Your ‘old’ mattress is probably quite new
According to Consumer Reports, a new mattress should last up to 10 years. Unfortunately, fewer and fewer people are actually marking a decade with their beds. This, according to Garfield, is simply because mattresses are failing long before they’re actually worn out.
“The average age of a one-sided takeaway mattress is less than five years,” he said. “When they were all two-sided it used to be much more than 10. People are spending hundreds or thousands of dollars for disposable crap. I wanted to know why customers were choosing to buy again, what they were settling on, and why so soon. The reason for ‘so soon’ was that their mattresses were no longer flat.”
You can blame the foam
Those “new” mattresses feel old simply because the foam in them is failing. According to Garfield, most mattress companies use inferior foam in their mattresses because it’s cheaper to manufacture and cheaper to ship. The result is a bed that becomes lumpy and uncomfortable long before that golden 10-year mark.

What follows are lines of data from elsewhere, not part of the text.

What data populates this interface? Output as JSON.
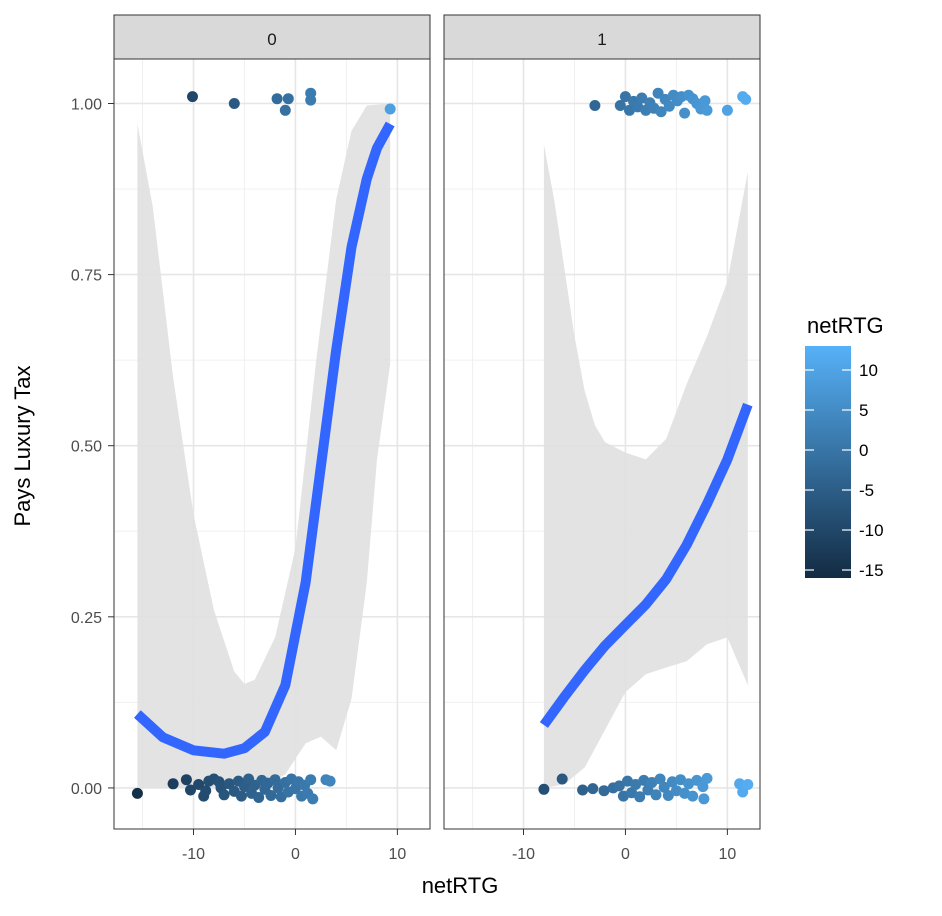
{
  "chart_data": {
    "type": "scatter",
    "facet_var": "",
    "facets": [
      {
        "strip_label": "0",
        "points": [
          {
            "x": -10.1,
            "y": 1.01,
            "c": -10
          },
          {
            "x": -6,
            "y": 1.0,
            "c": -6
          },
          {
            "x": -1.8,
            "y": 1.007,
            "c": -2
          },
          {
            "x": -0.7,
            "y": 1.007,
            "c": -1
          },
          {
            "x": -1,
            "y": 0.99,
            "c": -1
          },
          {
            "x": 1.5,
            "y": 1.015,
            "c": 1.5
          },
          {
            "x": 1.5,
            "y": 1.005,
            "c": 1.5
          },
          {
            "x": 9.3,
            "y": 0.992,
            "c": 9
          },
          {
            "x": -15.5,
            "y": -0.008,
            "c": -15
          },
          {
            "x": -10.7,
            "y": 0.012,
            "c": -11
          },
          {
            "x": -10.3,
            "y": -0.003,
            "c": -10
          },
          {
            "x": -9.5,
            "y": 0.005,
            "c": -9.5
          },
          {
            "x": -9,
            "y": -0.012,
            "c": -9
          },
          {
            "x": -8.5,
            "y": 0.01,
            "c": -8.5
          },
          {
            "x": -8,
            "y": 0.013,
            "c": -8
          },
          {
            "x": -7.5,
            "y": 0.009,
            "c": -7.5
          },
          {
            "x": -7.3,
            "y": 0.0,
            "c": -7.3
          },
          {
            "x": -7,
            "y": -0.01,
            "c": -7
          },
          {
            "x": -6.5,
            "y": 0.006,
            "c": -6.5
          },
          {
            "x": -6,
            "y": -0.005,
            "c": -6
          },
          {
            "x": -5.6,
            "y": 0.01,
            "c": -5.6
          },
          {
            "x": -5.3,
            "y": -0.012,
            "c": -5.3
          },
          {
            "x": -5,
            "y": 0.002,
            "c": -5
          },
          {
            "x": -4.6,
            "y": 0.013,
            "c": -4.6
          },
          {
            "x": -4.3,
            "y": -0.008,
            "c": -4.3
          },
          {
            "x": -4,
            "y": 0.004,
            "c": -4
          },
          {
            "x": -3.6,
            "y": -0.014,
            "c": -3.6
          },
          {
            "x": -3.3,
            "y": 0.011,
            "c": -3.3
          },
          {
            "x": -3,
            "y": -0.002,
            "c": -3
          },
          {
            "x": -2.7,
            "y": 0.007,
            "c": -2.7
          },
          {
            "x": -2.4,
            "y": -0.011,
            "c": -2.4
          },
          {
            "x": -2,
            "y": 0.012,
            "c": -2
          },
          {
            "x": -1.7,
            "y": 0.0,
            "c": -1.7
          },
          {
            "x": -1.4,
            "y": -0.013,
            "c": -1.4
          },
          {
            "x": -1,
            "y": 0.008,
            "c": -1
          },
          {
            "x": -0.7,
            "y": -0.006,
            "c": -0.7
          },
          {
            "x": -0.4,
            "y": 0.013,
            "c": -0.4
          },
          {
            "x": 0,
            "y": -0.001,
            "c": 0
          },
          {
            "x": 0.3,
            "y": 0.009,
            "c": 0.3
          },
          {
            "x": 0.6,
            "y": -0.012,
            "c": 0.6
          },
          {
            "x": 0.9,
            "y": 0.004,
            "c": 0.9
          },
          {
            "x": 1.2,
            "y": -0.008,
            "c": 1.2
          },
          {
            "x": 1.5,
            "y": 0.012,
            "c": 1.5
          },
          {
            "x": 1.7,
            "y": -0.016,
            "c": 1.7
          },
          {
            "x": -12,
            "y": 0.006,
            "c": -12
          },
          {
            "x": -8.8,
            "y": -0.004,
            "c": -8.8
          },
          {
            "x": 3,
            "y": 0.012,
            "c": 3
          },
          {
            "x": 3.4,
            "y": 0.01,
            "c": 3.4
          }
        ],
        "fit": [
          {
            "x": -15.5,
            "y": 0.108
          },
          {
            "x": -13,
            "y": 0.074
          },
          {
            "x": -10,
            "y": 0.055
          },
          {
            "x": -7,
            "y": 0.05
          },
          {
            "x": -5,
            "y": 0.058
          },
          {
            "x": -3,
            "y": 0.082
          },
          {
            "x": -1,
            "y": 0.15
          },
          {
            "x": 1,
            "y": 0.3
          },
          {
            "x": 2.5,
            "y": 0.47
          },
          {
            "x": 4,
            "y": 0.64
          },
          {
            "x": 5.5,
            "y": 0.79
          },
          {
            "x": 7,
            "y": 0.89
          },
          {
            "x": 8,
            "y": 0.935
          },
          {
            "x": 9.3,
            "y": 0.97
          }
        ],
        "ci_upper": [
          {
            "x": -15.5,
            "y": 0.97
          },
          {
            "x": -14,
            "y": 0.85
          },
          {
            "x": -12,
            "y": 0.6
          },
          {
            "x": -10,
            "y": 0.4
          },
          {
            "x": -8,
            "y": 0.26
          },
          {
            "x": -6,
            "y": 0.17
          },
          {
            "x": -5,
            "y": 0.152
          },
          {
            "x": -4,
            "y": 0.158
          },
          {
            "x": -2,
            "y": 0.22
          },
          {
            "x": 0,
            "y": 0.35
          },
          {
            "x": 2,
            "y": 0.62
          },
          {
            "x": 4,
            "y": 0.86
          },
          {
            "x": 5.5,
            "y": 0.96
          },
          {
            "x": 7,
            "y": 0.997
          },
          {
            "x": 9.3,
            "y": 1.0
          }
        ],
        "ci_lower": [
          {
            "x": -15.5,
            "y": 0.0
          },
          {
            "x": -10,
            "y": 0.0
          },
          {
            "x": -5,
            "y": 0.0
          },
          {
            "x": -3,
            "y": 0.003
          },
          {
            "x": -1,
            "y": 0.02
          },
          {
            "x": 1,
            "y": 0.065
          },
          {
            "x": 2.5,
            "y": 0.075
          },
          {
            "x": 4,
            "y": 0.055
          },
          {
            "x": 5.5,
            "y": 0.13
          },
          {
            "x": 7,
            "y": 0.3
          },
          {
            "x": 8,
            "y": 0.48
          },
          {
            "x": 9.3,
            "y": 0.62
          }
        ]
      },
      {
        "strip_label": "1",
        "points": [
          {
            "x": -3,
            "y": 0.997,
            "c": -3
          },
          {
            "x": -0.5,
            "y": 0.997,
            "c": -0.5
          },
          {
            "x": 0,
            "y": 1.01,
            "c": 0
          },
          {
            "x": 0.4,
            "y": 0.99,
            "c": 0.4
          },
          {
            "x": 0.8,
            "y": 1.003,
            "c": 0.8
          },
          {
            "x": 1.2,
            "y": 0.995,
            "c": 1.2
          },
          {
            "x": 1.6,
            "y": 1.008,
            "c": 1.6
          },
          {
            "x": 2,
            "y": 0.99,
            "c": 2
          },
          {
            "x": 2.4,
            "y": 1.001,
            "c": 2.4
          },
          {
            "x": 2.8,
            "y": 0.993,
            "c": 2.8
          },
          {
            "x": 3.2,
            "y": 1.015,
            "c": 3.2
          },
          {
            "x": 3.5,
            "y": 0.988,
            "c": 3.5
          },
          {
            "x": 3.9,
            "y": 1.006,
            "c": 3.9
          },
          {
            "x": 4.3,
            "y": 0.996,
            "c": 4.3
          },
          {
            "x": 4.7,
            "y": 1.012,
            "c": 4.7
          },
          {
            "x": 5.1,
            "y": 1.004,
            "c": 5.1
          },
          {
            "x": 5.5,
            "y": 1.01,
            "c": 5.5
          },
          {
            "x": 5.8,
            "y": 0.986,
            "c": 5.8
          },
          {
            "x": 6.2,
            "y": 1.012,
            "c": 6.2
          },
          {
            "x": 6.6,
            "y": 1.007,
            "c": 6.6
          },
          {
            "x": 7,
            "y": 1.0,
            "c": 7
          },
          {
            "x": 7.4,
            "y": 0.992,
            "c": 7.4
          },
          {
            "x": 7.8,
            "y": 1.004,
            "c": 7.8
          },
          {
            "x": 8,
            "y": 0.99,
            "c": 8
          },
          {
            "x": 10,
            "y": 0.99,
            "c": 10
          },
          {
            "x": 11.5,
            "y": 1.01,
            "c": 11.5
          },
          {
            "x": 11.8,
            "y": 1.006,
            "c": 11.8
          },
          {
            "x": -8,
            "y": -0.002,
            "c": -8
          },
          {
            "x": -6.2,
            "y": 0.013,
            "c": -6.2
          },
          {
            "x": -4.2,
            "y": -0.003,
            "c": -4.2
          },
          {
            "x": -3.2,
            "y": -0.001,
            "c": -3.2
          },
          {
            "x": -2.1,
            "y": -0.004,
            "c": -2.1
          },
          {
            "x": -1.2,
            "y": 0.0,
            "c": -1.2
          },
          {
            "x": -0.6,
            "y": 0.003,
            "c": -0.6
          },
          {
            "x": -0.2,
            "y": -0.012,
            "c": -0.2
          },
          {
            "x": 0.2,
            "y": 0.01,
            "c": 0.2
          },
          {
            "x": 0.6,
            "y": -0.007,
            "c": 0.6
          },
          {
            "x": 1,
            "y": 0.005,
            "c": 1
          },
          {
            "x": 1.4,
            "y": -0.013,
            "c": 1.4
          },
          {
            "x": 1.8,
            "y": 0.011,
            "c": 1.8
          },
          {
            "x": 2.2,
            "y": -0.003,
            "c": 2.2
          },
          {
            "x": 2.6,
            "y": 0.008,
            "c": 2.6
          },
          {
            "x": 3,
            "y": -0.01,
            "c": 3
          },
          {
            "x": 3.4,
            "y": 0.013,
            "c": 3.4
          },
          {
            "x": 3.8,
            "y": 0.001,
            "c": 3.8
          },
          {
            "x": 4.2,
            "y": -0.011,
            "c": 4.2
          },
          {
            "x": 4.6,
            "y": 0.009,
            "c": 4.6
          },
          {
            "x": 5,
            "y": -0.004,
            "c": 5
          },
          {
            "x": 5.4,
            "y": 0.012,
            "c": 5.4
          },
          {
            "x": 5.8,
            "y": -0.008,
            "c": 5.8
          },
          {
            "x": 6.2,
            "y": 0.006,
            "c": 6.2
          },
          {
            "x": 6.6,
            "y": -0.012,
            "c": 6.6
          },
          {
            "x": 7,
            "y": 0.011,
            "c": 7
          },
          {
            "x": 7.6,
            "y": 0.002,
            "c": 7.6
          },
          {
            "x": 8,
            "y": 0.014,
            "c": 8
          },
          {
            "x": 7.7,
            "y": -0.016,
            "c": 7.7
          },
          {
            "x": 11.2,
            "y": 0.006,
            "c": 11.2
          },
          {
            "x": 11.5,
            "y": -0.006,
            "c": 11.5
          },
          {
            "x": 12,
            "y": 0.005,
            "c": 12
          }
        ],
        "fit": [
          {
            "x": -8,
            "y": 0.092
          },
          {
            "x": -6,
            "y": 0.133
          },
          {
            "x": -4,
            "y": 0.172
          },
          {
            "x": -2,
            "y": 0.208
          },
          {
            "x": 0,
            "y": 0.238
          },
          {
            "x": 2,
            "y": 0.268
          },
          {
            "x": 4,
            "y": 0.305
          },
          {
            "x": 6,
            "y": 0.355
          },
          {
            "x": 8,
            "y": 0.415
          },
          {
            "x": 10,
            "y": 0.48
          },
          {
            "x": 12,
            "y": 0.56
          }
        ],
        "ci_upper": [
          {
            "x": -8,
            "y": 0.94
          },
          {
            "x": -7,
            "y": 0.86
          },
          {
            "x": -6,
            "y": 0.76
          },
          {
            "x": -5,
            "y": 0.66
          },
          {
            "x": -4,
            "y": 0.58
          },
          {
            "x": -3,
            "y": 0.53
          },
          {
            "x": -2,
            "y": 0.505
          },
          {
            "x": 0,
            "y": 0.49
          },
          {
            "x": 2,
            "y": 0.48
          },
          {
            "x": 4,
            "y": 0.51
          },
          {
            "x": 6,
            "y": 0.59
          },
          {
            "x": 8,
            "y": 0.66
          },
          {
            "x": 10,
            "y": 0.74
          },
          {
            "x": 12,
            "y": 0.9
          }
        ],
        "ci_lower": [
          {
            "x": -8,
            "y": 0.0
          },
          {
            "x": -6,
            "y": 0.005
          },
          {
            "x": -4,
            "y": 0.03
          },
          {
            "x": -2,
            "y": 0.085
          },
          {
            "x": 0,
            "y": 0.14
          },
          {
            "x": 2,
            "y": 0.166
          },
          {
            "x": 4,
            "y": 0.176
          },
          {
            "x": 6,
            "y": 0.185
          },
          {
            "x": 8,
            "y": 0.21
          },
          {
            "x": 10,
            "y": 0.22
          },
          {
            "x": 12,
            "y": 0.15
          }
        ]
      }
    ],
    "x_ticks": [
      -10,
      0,
      10
    ],
    "x_tick_labels": [
      "-10",
      "0",
      "10"
    ],
    "y_ticks": [
      0,
      0.25,
      0.5,
      0.75,
      1.0
    ],
    "y_tick_labels": [
      "0.00",
      "0.25",
      "0.50",
      "0.75",
      "1.00"
    ],
    "xlim": [
      -17.8,
      13.2
    ],
    "ylim": [
      -0.06,
      1.065
    ],
    "xlabel": "netRTG",
    "ylabel": "Pays Luxury Tax",
    "legend": {
      "title": "netRTG",
      "range": [
        -16,
        13
      ],
      "ticks": [
        10,
        5,
        0,
        -5,
        -10,
        -15
      ],
      "tick_labels": [
        "10",
        "5",
        "0",
        "-5",
        "-10",
        "-15"
      ],
      "low_color": "#132B43",
      "high_color": "#56B1F7"
    },
    "fit_color": "#3366FF",
    "ribbon_color": "#e0e0e0",
    "grid": true,
    "legend_position": "right"
  }
}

Garfield knows this firsthand. At Bedrooms & More, they recycle takeaway mattresses and Garfield has seen the inside of many of these beds — both the cheap and the expensive.
“Many of these are products costing literally thousands of dollars. But when I tear them apart, it is a cheap component that has worn out. So someone is buying a whole new bed every few years because these big brands are selling poorly designed, low-cost materials at a high mark up.”
Everything is marked up
Speaking of markup, the mattress industry is infamous for it.
“For the online mattress companies, they win no matter what,” said Garfield. “Here’s the math: It costs roughly $150 to make one of these online mattresses (if I’m not exact, I’m close). It costs $50 to ship it to you ($80 tops including the cost of the box). They charge about $950.”
Not only are these mattresses marked up, but many will only last a couple of years at best. Sagging up to 1″ after a year or two is common, and the worst part? Sagging is not covered under warranty.
Your old bed is harming the environment
If you’re unconcerned with the cost of your new mattress, you might be concerned about the cost — to the environment — of your old one. Unfortunately, most mattress companies that offer haul-away of old beds simply take these to the dump to end up in a landfill. Garfield offers some advice to those looking to save the environment, their wallets and their sleep quality:
“Simply by purchasing a more durable product you can do something better for the environment; not to mention saving money in the long and possibly short term. Buy a flippable mattress. If you don’t want great detail, know that the coils won’t likely ever be a problem and the thicker the mattress, the faster it will fail. All foam beds (with the exception of latex mattresses) will sag the fastest, and memory foam is no exception. If you like really plush, get a topper. Then you’re only replacing a saggy topper and not a saggy mattress.”